U.S. Census Bureau: State Government Tax Revenues Rose for Fourth Year in a Row
General sales and gross receipts taxes drove most of the revenue growth, increasing from $258.9 billion to $271.3 billion, or 4.8 percent. FL gas tax revenues decline.
Palm Coast, FL – April 16, 2015 – State government tax revenue increased 2.2 percent, from $847.1 billion in fiscal year 2013 to $865.8 billion in 2014, the fourth consecutive increase, according to the U.S. Census Bureau’s 2014 Annual Survey of State Government Tax Collections.
General sales and gross receipts taxes drove most of the revenue growth, increasing from $258.9 billion to $271.3 billion, or 4.8 percent. Severance taxes increased 6.0 percent, from $16.8 billion to $17.8 billion, and motor fuel taxes increased 3.4 percent, from $40.1 billion to $41.5 billion.
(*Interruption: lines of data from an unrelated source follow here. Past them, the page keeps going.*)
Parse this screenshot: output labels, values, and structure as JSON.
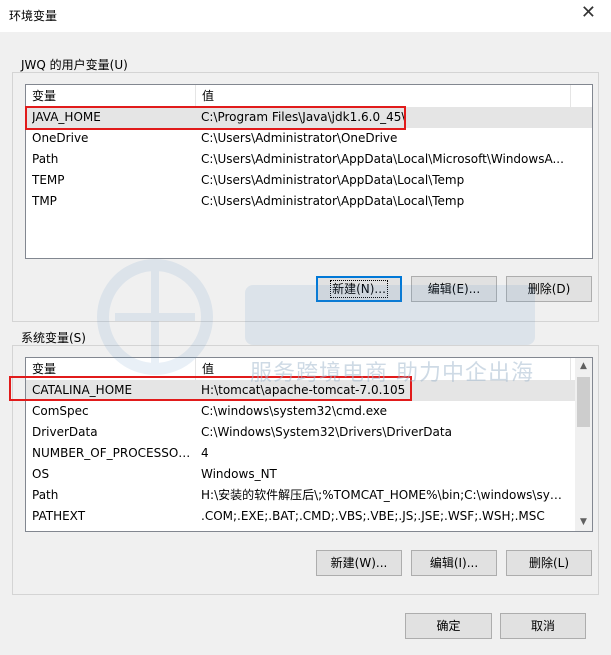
{
  "window": {
    "title": "环境变量",
    "close_glyph": "✕"
  },
  "user_vars": {
    "group_label": "JWQ 的用户变量(U)",
    "columns": [
      "变量",
      "值"
    ],
    "rows": [
      {
        "name": "JAVA_HOME",
        "value": "C:\\Program Files\\Java\\jdk1.6.0_45\\"
      },
      {
        "name": "OneDrive",
        "value": "C:\\Users\\Administrator\\OneDrive"
      },
      {
        "name": "Path",
        "value": "C:\\Users\\Administrator\\AppData\\Local\\Microsoft\\WindowsA..."
      },
      {
        "name": "TEMP",
        "value": "C:\\Users\\Administrator\\AppData\\Local\\Temp"
      },
      {
        "name": "TMP",
        "value": "C:\\Users\\Administrator\\AppData\\Local\\Temp"
      }
    ],
    "buttons": {
      "new": "新建(N)...",
      "edit": "编辑(E)...",
      "delete": "删除(D)"
    }
  },
  "system_vars": {
    "group_label": "系统变量(S)",
    "columns": [
      "变量",
      "值"
    ],
    "rows": [
      {
        "name": "CATALINA_HOME",
        "value": "H:\\tomcat\\apache-tomcat-7.0.105"
      },
      {
        "name": "ComSpec",
        "value": "C:\\windows\\system32\\cmd.exe"
      },
      {
        "name": "DriverData",
        "value": "C:\\Windows\\System32\\Drivers\\DriverData"
      },
      {
        "name": "NUMBER_OF_PROCESSORS",
        "value": "4"
      },
      {
        "name": "OS",
        "value": "Windows_NT"
      },
      {
        "name": "Path",
        "value": "H:\\安装的软件解压后\\;%TOMCAT_HOME%\\bin;C:\\windows\\syst..."
      },
      {
        "name": "PATHEXT",
        "value": ".COM;.EXE;.BAT;.CMD;.VBS;.VBE;.JS;.JSE;.WSF;.WSH;.MSC"
      }
    ],
    "buttons": {
      "new": "新建(W)...",
      "edit": "编辑(I)...",
      "delete": "删除(L)"
    }
  },
  "dialog_buttons": {
    "ok": "确定",
    "cancel": "取消"
  },
  "watermark": {
    "text": "服务跨境电商 助力中企出海"
  },
  "colors": {
    "highlight": "#e11b1b",
    "focus": "#0078d7"
  }
}
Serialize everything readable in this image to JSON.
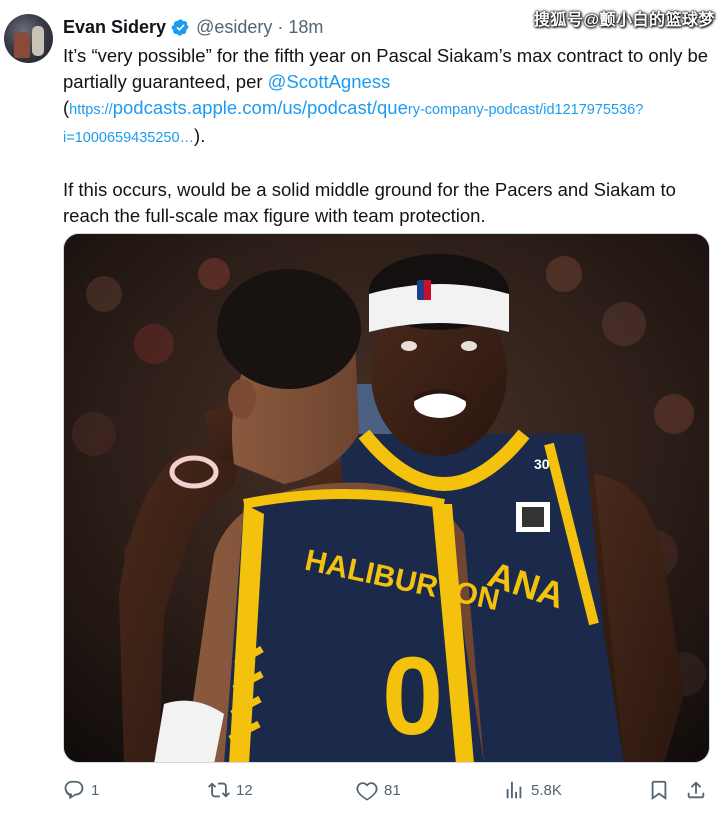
{
  "author": {
    "name": "Evan Sidery",
    "handle": "@esidery",
    "separator": "·",
    "time": "18m"
  },
  "watermark": "搜狐号@颤小白的篮球梦",
  "tweet": {
    "line1_before": "It’s “very possible” for the fifth year on Pascal Siakam’s max contract to only be partially guaranteed, per ",
    "mention": "@ScottAgness",
    "paren_open": "(",
    "link_part1": "https://",
    "link_part2": "podcasts.apple.com/us/podcast/que",
    "link_part3": "ry-company-podcast/id1217975536?i=1000659435250…",
    "paren_close": ").",
    "paragraph2": "If this occurs, would be a solid middle ground for the Pacers and Siakam to reach the full-scale max figure with team protection."
  },
  "media": {
    "jersey_front": "HALIBURTON",
    "jersey_front_number": "0",
    "jersey_back_text": "ANA",
    "jersey_back_number": "30"
  },
  "actions": {
    "replies": "1",
    "reposts": "12",
    "likes": "81",
    "views": "5.8K"
  },
  "colors": {
    "link": "#1d9bf0",
    "muted": "#536471",
    "pacers_navy": "#1b2a4a",
    "pacers_gold": "#f4c20d"
  }
}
“The Annual Survey of State Government Tax Collections provides a comprehensive look at the fiscal health of state governments,” said Kevin Deardorff, chief of the Census Bureau’s Economy-Wide Statistics Division. “State governments and businesses have been using these statistics since 1951 to make policy and investment decisions.”
The 2014 Annual Survey of State Government Tax Collections contains statistics on the tax collections of all 50 state governments, including receipts from compulsory fees.
Revenue statistics are broken down into 25 subcategories, such as motor fuel taxes, amusements taxes and hunting license taxes. Tax revenue statistics also include related penalty and interest receipts of the governments.
Highlights from the 2014 Annual Survey of State Government Tax Collections
States that showed highest percentage increases in total tax revenues from fiscal year 2013 to 2014 were:
- North Dakota: Increase of 15.5 percent, from $5.3 billion to $6.1 billion.
- New Mexico: Increase of 6.9 percent, from $5.4 billion to $5.8 billion.
- Texas: Increase of 6.7 percent, from $51.8 billion to $55.3 billion.
States that showed highest dollar amount increases in total tax revenues from fiscal year 2013 to 2014 were:
- California: Increase of $4.9 billion (3.7 percent increase), from $133.2 billion to $138.1 billion.
- Texas: Increase of $3.5 billion (6.7 percent increase), from $51.8 billion to $55.3 billion.
- New York: Increase of $3.3 billion (4.5 percent increase), from $73.7 billion to $77.0 billion.
States that showed highest percentage decreases in total tax revenue from fiscal year 2013 to 2014 were:
- Alaska: Decrease of 33.9 percent, from $5.1 billion to $3.4 billion.
- Delaware: Decrease of 5.1 percent, from $3.3 billion to $3.2 billion.
- Kansas: Decrease of 3.8 percent, from $7.6 billion to $7.3 billion.
States that showed highest dollar amount decreases in total tax revenues from fiscal year 2013 to 2014 were:
- Alaska: Decrease of $1.7 billion (33.9 percent decrease), from $5.1 billion to $3.4 billion.
- Ohio: Decrease of $496.3 million (1.8 percent decrease), from $27.5 billion to $27.0 billion.
- Arizona: Decrease of $387.6 million (2.9 percent decrease), from $13.5 billion to $13.1 billion.
Posting its fourth consecutive increase, the nation’s corporate net income tax rose 3.1 percent or $1.4 billion, from $44.9 billion to $46.3 billion.
Individual income tax increased 0.4 percent or $1.1 billion, from $309.7 billion to $310.8 billion.
Individual income tax and general sales and gross receipts taxes accounted for two-thirds (35.9 percent and 31.3 percent, respectively) of total tax revenues in the 2014 fiscal year. Individual income tax totaled $310.8 billion and general sales and gross receipts taxes totaled $271.3 billion in 2014.
Amusements licenses and alcoholic beverages licenses showed the highest percentage in decreases. Amusements licenses decreased 22.1 percent, from $606.4 million in 2013 to $472.3 million in 2014. Alcoholic beverages licenses decreased 12.4 percent, from $690.9 million in 2013 to $605.5 million in 2014.
Note: These statistics do not include employer and employee assessments for retirement and social insurance purposes. Also excluded are collections for the unemployment compensation taxes imposed by each of the state governments. These statistics include tax collections for state governments only; they do not include tax collections from local governments.